There are few true stories with as much drama, intrigue, and mystery as that of the Italian Letter. Known all along by many in the U.S. intelligence community to have been a forgery, the Bush administration adopted the Italian Letter as a basis for going to war, making it the justification behind the rally for war in George W. Bush's 2003 State of the Union speech.
With unparalleled reporting skills and harrowing analysis, the authors, Eisner, a veteran editor with the Washington Post and Newsday, and Royce, a legendary, Pulitzer-prize winning investigative reporter in Washington—have produced a groundbreaking, riveting work.
The Italian Letter takes readers from Italy, to Niger, to Iraq and into the Washington offices of the National Security Agency, The Central Intelligence Agency, Defense Intelligence Agency and inside the White House itself, demonstrating that this was not a case of finding out too late that certain intelligence information was faulty. Rather, with calculation and single-minded purpose, the Bush administration used information it knew was questionable to convince Congress and the American public that Saddam Hussein was seeking materials to make a nuclear bomb.
The book, wrote Lawrence Wilkerson, former chief of staff to Colin Powell, conveys "the duplicity, subterfuge, propaganda, and outright lies that helped sell many Americans on the need to invade Iraq. Read the book and weep for our democracy."
Praise from Seymour Hersh. “It’s the best account so far of one of the enduring mysteries of the Bush White House and its race to sell the Iraq war to the American public. It’s not just about the 16 words. Everything that would go wrong is telegraphed in this incident.”

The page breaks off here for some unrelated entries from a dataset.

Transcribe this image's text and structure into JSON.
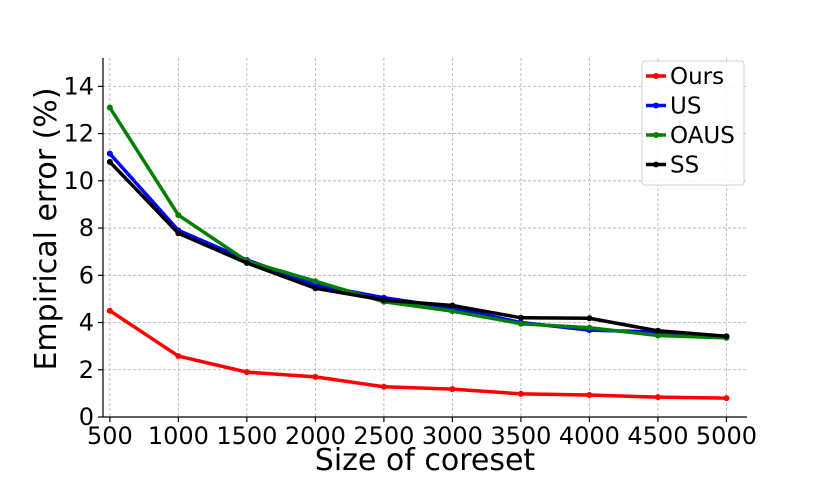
{
  "chart_data": {
    "type": "line",
    "title": "",
    "xlabel": "Size of coreset",
    "ylabel": "Empirical error (%)",
    "x": [
      500,
      1000,
      1500,
      2000,
      2500,
      3000,
      3500,
      4000,
      4500,
      5000
    ],
    "xticks": [
      500,
      1000,
      1500,
      2000,
      2500,
      3000,
      3500,
      4000,
      4500,
      5000
    ],
    "yticks": [
      0,
      2,
      4,
      6,
      8,
      10,
      12,
      14
    ],
    "xlim": [
      450,
      5150
    ],
    "ylim": [
      0,
      15.2
    ],
    "grid": true,
    "legend_position": "top-right",
    "series": [
      {
        "name": "Ours",
        "color": "#ff0000",
        "values": [
          4.5,
          2.58,
          1.9,
          1.7,
          1.28,
          1.18,
          0.98,
          0.93,
          0.84,
          0.8
        ]
      },
      {
        "name": "US",
        "color": "#0000ff",
        "values": [
          11.15,
          7.9,
          6.65,
          5.6,
          5.05,
          4.62,
          4.0,
          3.68,
          3.6,
          3.4
        ]
      },
      {
        "name": "OAUS",
        "color": "#008000",
        "values": [
          13.1,
          8.55,
          6.6,
          5.75,
          4.88,
          4.48,
          3.95,
          3.78,
          3.45,
          3.35
        ]
      },
      {
        "name": "SS",
        "color": "#000000",
        "values": [
          10.8,
          7.78,
          6.52,
          5.45,
          4.95,
          4.72,
          4.2,
          4.18,
          3.65,
          3.42
        ]
      }
    ]
  }
}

Praise from The New Yorker. “Eisner and Royce get past the morass of speculation surrounding the documents to provide an important look at the shabby materials from which the Administration built its case for war. The ineptitude of the forgeries, which were dismissed by experts at every stage, never loses the capacity to astound. The retrieval of these documents “from the intelligence garbage heap,” the authors make clear, could have happened only in a White House in which intelligence had been deliberately politicized.”
Praise from Laurie Garrett, Pulitzer and Polk-prize winning journalist and best-selling author. "The Italian Letter is a spectacular piece of investigative journalism penned by the dynamic ex-Newsday duo of Peter Eisner and Knut Royce, both of whom contributed to Pulitzer Prize-winning projects during the course of their long careers."